How to fit the bridle
- Place your arm between your horse’s ears, holding the bridle’s headpiece near the brow.
- With your other hand, encourage your boy or girl to take the bit. Place your thumb into the side of the mouth to open it if necessary.
- Ease the bit into place behind the teeth. Be careful of chomping gnashers.
- Slip the headpiece over the head and behind the ears. Make sure it’s snug enough to prevent slipping but not too tight to be restrictive.
- Check the browband lies flat against your horse’s forehead – but not too tight.
- Fasten the throat lash. Check that you can insert at least two fingers between the throat lash and the cheek piece to prevent the lash from causing distress.

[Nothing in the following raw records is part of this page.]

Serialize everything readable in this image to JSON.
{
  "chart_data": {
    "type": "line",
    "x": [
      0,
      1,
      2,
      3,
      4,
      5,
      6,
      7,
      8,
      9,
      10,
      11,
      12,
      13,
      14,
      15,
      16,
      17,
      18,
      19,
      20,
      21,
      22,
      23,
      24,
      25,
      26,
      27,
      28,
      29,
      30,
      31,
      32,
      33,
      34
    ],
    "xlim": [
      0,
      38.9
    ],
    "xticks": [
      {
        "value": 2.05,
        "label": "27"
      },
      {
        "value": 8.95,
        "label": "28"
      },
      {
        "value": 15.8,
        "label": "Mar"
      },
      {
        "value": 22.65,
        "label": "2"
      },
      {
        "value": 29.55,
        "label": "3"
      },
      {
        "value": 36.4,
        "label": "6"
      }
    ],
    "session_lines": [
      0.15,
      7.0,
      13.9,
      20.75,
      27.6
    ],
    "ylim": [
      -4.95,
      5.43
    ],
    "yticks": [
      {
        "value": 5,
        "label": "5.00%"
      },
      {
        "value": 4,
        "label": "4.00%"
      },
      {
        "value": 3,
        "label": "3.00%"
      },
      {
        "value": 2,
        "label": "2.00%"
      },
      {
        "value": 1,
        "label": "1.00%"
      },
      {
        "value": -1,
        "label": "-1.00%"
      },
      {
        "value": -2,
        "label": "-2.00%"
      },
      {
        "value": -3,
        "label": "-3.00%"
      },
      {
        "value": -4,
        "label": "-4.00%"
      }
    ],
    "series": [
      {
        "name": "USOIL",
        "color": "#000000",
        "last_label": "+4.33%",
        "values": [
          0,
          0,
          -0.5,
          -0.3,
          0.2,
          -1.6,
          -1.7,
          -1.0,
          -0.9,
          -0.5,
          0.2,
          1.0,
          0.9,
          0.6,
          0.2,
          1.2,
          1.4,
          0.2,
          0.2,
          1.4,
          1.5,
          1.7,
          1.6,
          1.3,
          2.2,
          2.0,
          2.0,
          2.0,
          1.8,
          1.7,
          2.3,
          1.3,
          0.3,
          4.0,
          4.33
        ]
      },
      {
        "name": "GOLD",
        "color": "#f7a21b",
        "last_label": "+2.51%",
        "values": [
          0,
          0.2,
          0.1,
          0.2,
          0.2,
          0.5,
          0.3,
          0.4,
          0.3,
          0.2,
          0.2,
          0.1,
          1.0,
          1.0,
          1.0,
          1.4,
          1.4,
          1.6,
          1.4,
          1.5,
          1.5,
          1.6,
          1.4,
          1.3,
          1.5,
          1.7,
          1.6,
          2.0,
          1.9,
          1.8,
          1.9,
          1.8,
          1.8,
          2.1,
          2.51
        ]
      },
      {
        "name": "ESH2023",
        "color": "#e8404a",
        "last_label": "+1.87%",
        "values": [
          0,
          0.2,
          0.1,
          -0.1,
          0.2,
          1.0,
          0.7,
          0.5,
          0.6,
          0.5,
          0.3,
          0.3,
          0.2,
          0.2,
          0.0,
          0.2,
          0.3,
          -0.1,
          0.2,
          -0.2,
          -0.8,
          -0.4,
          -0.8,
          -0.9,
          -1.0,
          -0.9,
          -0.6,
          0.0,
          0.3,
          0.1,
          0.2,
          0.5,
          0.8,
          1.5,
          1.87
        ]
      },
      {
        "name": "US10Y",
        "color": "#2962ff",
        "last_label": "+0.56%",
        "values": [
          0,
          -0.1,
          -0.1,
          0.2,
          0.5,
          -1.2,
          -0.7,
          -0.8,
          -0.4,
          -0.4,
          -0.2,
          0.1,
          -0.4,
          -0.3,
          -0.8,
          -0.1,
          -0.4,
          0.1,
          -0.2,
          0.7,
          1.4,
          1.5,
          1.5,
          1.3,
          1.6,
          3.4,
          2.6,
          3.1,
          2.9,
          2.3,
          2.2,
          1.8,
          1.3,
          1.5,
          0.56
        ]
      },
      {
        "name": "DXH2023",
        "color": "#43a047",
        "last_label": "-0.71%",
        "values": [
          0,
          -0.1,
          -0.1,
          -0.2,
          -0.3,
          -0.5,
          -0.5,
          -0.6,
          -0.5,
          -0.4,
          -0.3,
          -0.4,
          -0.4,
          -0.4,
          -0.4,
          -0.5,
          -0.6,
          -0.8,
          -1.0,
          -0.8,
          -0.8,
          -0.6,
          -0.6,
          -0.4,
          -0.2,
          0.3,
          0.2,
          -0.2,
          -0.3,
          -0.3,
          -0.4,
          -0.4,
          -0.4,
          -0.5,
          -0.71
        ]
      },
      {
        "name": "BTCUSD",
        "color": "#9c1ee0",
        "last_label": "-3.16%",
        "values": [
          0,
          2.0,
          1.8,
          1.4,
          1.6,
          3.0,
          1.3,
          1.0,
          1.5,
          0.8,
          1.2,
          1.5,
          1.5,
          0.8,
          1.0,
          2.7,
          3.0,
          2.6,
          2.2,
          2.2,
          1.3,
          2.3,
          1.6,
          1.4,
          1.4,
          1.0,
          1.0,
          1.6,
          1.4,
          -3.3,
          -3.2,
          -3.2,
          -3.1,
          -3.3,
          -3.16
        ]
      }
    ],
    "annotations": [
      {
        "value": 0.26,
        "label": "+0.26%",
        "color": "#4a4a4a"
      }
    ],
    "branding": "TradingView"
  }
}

- Fasten the back of the noseband. Check that you can comfortably fit a finger down the side of the band.
- Run your fingers underneath the cheek pieces to check they’re not too tight.
- Adjust and fasten so that everything is neat, straight, and comfortable on the horse.
Make the bridle comfortable
Pressure points, chafing, and pinching can all occur if the bridle is not properly padded or if it’s sitting awkwardly. Besides fitting correctly, you can also see to it that the crownpiece, browband, noseband, and cheek pieces have some padding to reduce pressure and rubbing.
It’s good to regularly check the bridle’s fit. As horses change shape due to growth, training, or weight fluctuations, your bridle may need minor adjustments to maintain a proper fit.
What is a cavesson noseband?
The cavesson is the simplest and most common type of noseband. It traditionally consists of a single strip of leather that encircles the horse’s nose and is fastened under the chin.
What is a drop noseband?
The drop or Hanoverian noseband encircles the horse’s nose at a lower point than the traditional cavesson noseband. It lies about 4 inches above the nostrils and is meant to prevent the horse from putting its tongue over the bit.